# Water Cycling



## ItWasnValentine (Feb 15, 2004)

Hi, I'm new in the forums (a weirdo living in germany) but anyways, to the point. I'm cycling my new 14g tank and my water seems a bit hard: reads 15kh and bove 16gh; ph is 7.2ish, and no no2, no3. (Since I'm a bit new I just have the strips atm) Water seems to be a bit cloudy and I'm guessing its the algae issue so I'll visit a lfs to get something to fix that. MY real question:

I dunno if you are familiar with Brita filters for tap water, I was just wondering if that would be allright to fix my water hardness issue. I tested the filtered water and it seemed to be allright, except the ph level dropped tremendously. Is it a possibility to mix tap water and filtered? Hope I'm not too confusing.

Plus: I'm reading all over the place of people putting carbon in their filters. Does it have to be a specific kind of filters? Cuz Right now I got one of those stupid kit-filters with a sponge.

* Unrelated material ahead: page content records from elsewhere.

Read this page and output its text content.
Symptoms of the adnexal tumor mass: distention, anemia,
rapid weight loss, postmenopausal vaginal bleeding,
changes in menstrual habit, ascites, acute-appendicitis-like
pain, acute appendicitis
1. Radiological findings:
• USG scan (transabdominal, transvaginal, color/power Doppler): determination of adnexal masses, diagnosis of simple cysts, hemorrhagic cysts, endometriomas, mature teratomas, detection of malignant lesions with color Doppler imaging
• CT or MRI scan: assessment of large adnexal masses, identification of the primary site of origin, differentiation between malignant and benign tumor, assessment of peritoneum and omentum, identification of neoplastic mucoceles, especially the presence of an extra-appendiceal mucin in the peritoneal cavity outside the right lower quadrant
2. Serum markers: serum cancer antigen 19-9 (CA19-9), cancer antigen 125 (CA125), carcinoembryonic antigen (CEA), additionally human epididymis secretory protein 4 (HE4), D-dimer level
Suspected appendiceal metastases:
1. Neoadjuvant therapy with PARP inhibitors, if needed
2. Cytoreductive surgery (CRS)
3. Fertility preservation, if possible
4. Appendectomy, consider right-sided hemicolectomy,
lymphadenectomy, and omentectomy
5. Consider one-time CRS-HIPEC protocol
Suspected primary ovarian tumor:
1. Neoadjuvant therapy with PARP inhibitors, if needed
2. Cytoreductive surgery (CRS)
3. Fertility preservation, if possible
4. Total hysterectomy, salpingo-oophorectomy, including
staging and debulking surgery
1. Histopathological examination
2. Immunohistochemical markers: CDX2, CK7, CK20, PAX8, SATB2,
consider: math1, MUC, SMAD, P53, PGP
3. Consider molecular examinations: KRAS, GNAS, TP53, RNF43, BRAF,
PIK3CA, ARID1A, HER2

I don't know, but something tells me thats no good and I want to get something else.


----------



## Guest (Feb 16, 2004)

I have the Brita pitcher with the filter in the middle. If your Brita filter is anything like mine, it's only an activated carbon filter. It removes certain chemicals from the water, but it will not noticeably lower the hardness of your water.

It's safe to mix the 'filtered' water with the tap water. I'm not sure why the pH dropped when you filtered the water.

I'm not sure what kind of aquarium filter you're describing. Is it the sponge filter powered by your air bubbler? If so, those are alright for lightly stocked tanks. Just be careful of ammonia/nitrite spikes when your cycling your tank.


----------



## ItWasnValentine (Feb 15, 2004)

The filter is just a plastic compartment with a spongelike material in the middle. Takes the water in thru the bottom and then releases w/ or w/o bubbles at the top. Made by Eheim, Model no. 2008. Not sure what other qualities to describe...

I also have 3 plants and a driftwood (not plastic) there. Would those help soften the water?


----------